In one sense, this was money well-spent. The State of Texas spent about $116 billion in 2017. Spending a few tens of millions to influence how some of that $116 billion was spent appears to be a good return on investment. Further, lobbyists, members of the so-called third house (the house and the senate being the first two, unless you’re in unicameral Nebraska), also write bills and work to stop bills as well.
But beyond the issue of effectiveness, should one part of government have the right to petition redress of grievances to another level of government? To answer this question it is important to understand that government has no rights—only people have rights—government has powers.
When a lobbyist works for a corporation, a labor union, a special interest group, or even a wealthy individual, that lobbyist, and the person or group that hired them are participating in free speech. But when the same lobbyist is working for government, the same cannot be said. Government itself does not have a right to free speech.

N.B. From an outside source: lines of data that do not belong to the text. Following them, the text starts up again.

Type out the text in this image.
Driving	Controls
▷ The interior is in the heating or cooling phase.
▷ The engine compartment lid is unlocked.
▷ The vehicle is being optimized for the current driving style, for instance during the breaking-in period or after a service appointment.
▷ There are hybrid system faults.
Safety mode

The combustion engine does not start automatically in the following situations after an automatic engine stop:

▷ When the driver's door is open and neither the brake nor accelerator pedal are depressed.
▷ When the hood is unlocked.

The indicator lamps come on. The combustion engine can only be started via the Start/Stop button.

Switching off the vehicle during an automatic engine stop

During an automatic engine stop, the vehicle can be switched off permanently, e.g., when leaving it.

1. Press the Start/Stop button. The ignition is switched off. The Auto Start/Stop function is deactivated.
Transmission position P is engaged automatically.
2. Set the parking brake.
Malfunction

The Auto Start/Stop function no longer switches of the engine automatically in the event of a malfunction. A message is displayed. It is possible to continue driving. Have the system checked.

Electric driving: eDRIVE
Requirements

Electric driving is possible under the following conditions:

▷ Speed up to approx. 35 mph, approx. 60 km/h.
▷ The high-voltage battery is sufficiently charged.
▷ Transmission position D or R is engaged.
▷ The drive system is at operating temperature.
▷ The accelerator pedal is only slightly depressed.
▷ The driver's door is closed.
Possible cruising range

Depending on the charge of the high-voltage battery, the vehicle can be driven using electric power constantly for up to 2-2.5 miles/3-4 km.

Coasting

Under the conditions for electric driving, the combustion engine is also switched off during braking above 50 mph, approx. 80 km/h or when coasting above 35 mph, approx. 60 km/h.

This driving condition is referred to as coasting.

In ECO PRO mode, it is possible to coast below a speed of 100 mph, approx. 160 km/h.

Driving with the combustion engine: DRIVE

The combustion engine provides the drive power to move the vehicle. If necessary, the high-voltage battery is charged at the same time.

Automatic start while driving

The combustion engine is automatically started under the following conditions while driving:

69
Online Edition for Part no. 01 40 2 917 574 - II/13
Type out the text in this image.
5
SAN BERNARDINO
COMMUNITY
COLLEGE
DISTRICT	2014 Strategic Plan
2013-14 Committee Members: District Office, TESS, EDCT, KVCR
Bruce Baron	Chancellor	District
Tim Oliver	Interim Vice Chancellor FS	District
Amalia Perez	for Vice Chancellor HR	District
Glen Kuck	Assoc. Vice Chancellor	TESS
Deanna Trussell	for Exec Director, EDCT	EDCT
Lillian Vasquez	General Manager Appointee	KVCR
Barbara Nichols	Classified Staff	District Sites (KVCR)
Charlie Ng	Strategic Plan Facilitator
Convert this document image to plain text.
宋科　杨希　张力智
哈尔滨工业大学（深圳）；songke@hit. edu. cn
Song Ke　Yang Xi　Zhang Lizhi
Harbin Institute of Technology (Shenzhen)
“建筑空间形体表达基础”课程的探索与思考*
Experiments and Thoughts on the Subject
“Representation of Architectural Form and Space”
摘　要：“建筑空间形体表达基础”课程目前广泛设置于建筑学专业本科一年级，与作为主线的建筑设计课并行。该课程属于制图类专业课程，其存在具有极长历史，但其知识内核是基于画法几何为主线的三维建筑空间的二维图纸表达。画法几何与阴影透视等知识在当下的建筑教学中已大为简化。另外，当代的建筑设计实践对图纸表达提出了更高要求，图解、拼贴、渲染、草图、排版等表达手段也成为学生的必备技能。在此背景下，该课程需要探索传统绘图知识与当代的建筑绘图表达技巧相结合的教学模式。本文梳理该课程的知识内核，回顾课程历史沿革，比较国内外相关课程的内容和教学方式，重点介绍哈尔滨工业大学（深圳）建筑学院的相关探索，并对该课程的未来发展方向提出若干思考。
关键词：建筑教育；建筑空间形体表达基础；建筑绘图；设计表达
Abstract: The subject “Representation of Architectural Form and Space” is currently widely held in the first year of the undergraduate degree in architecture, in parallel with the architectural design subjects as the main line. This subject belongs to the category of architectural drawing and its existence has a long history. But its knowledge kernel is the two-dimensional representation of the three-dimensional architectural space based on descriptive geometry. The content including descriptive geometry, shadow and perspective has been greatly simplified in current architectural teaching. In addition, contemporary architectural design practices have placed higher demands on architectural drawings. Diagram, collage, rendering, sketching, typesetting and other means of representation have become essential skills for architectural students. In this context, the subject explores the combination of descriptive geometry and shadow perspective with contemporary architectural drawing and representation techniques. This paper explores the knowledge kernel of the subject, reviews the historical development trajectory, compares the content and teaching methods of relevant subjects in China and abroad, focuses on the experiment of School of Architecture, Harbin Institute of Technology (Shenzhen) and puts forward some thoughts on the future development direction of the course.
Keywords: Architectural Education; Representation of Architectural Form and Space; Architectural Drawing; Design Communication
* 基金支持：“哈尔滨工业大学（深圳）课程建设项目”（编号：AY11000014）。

In addition to the approximately $41 million spent on outside lobbyists by local government by mid-2017, there are dozens of local government employees who are assigned to lobby in the Texas state capital in Austin. For instance, the City of Austin itself spends about $1 million annually to lobby, employing a mix of city employees and contract lobbyists totaling some 14 people.
These lobbyists, employed with taxpayer money, typically use their influence with state lawmakers to advocate for greater spending, more taxing authority, and greater regulatory power, leaving 28 million individual Texans at a distinct disadvantage when it comes to getting their representatives’ attention.
Further, many of the outside lobbyists contracted by local government also have commercial clients. This multiplies their effectiveness as it equips the lobbyists with a wider array of influence tools, such as steak dinners, tickets to sporting events, and campaign donations targeted at state legislators or staff.
What, if anything, should be done to curtail the lobbying of government by government? About a dozen states have restrictions on state agencies lobbying the legislature, with Arizona Governor Doug Ducey issuing an executive order in 2016 to curtail the practice.
But, local governments are still largely allowed free rein to lobby. A simple two-sentence bill was introduced in the Texas House in 1997 to prohibit state political subdivisions from using taxpayer dollars to hire anyone whose main job was to lobby. Lobbyists crushed HB 2501. It’s time to try again.
Of course, restricting the use of taxpayer funds to lobby state government won’t end the ability of local government officials to influence the legislature. To the contrary, state lawmakers, statewide elected officials and even political appointees are very sensitive to local concerns.
When any elected member or key staff member from a local elected entity is concerned enough about an issue to contact a lawmaker or executive branch official, they are likely to pay attention—after all, keeping their constituency happy is how most politicians stay in office.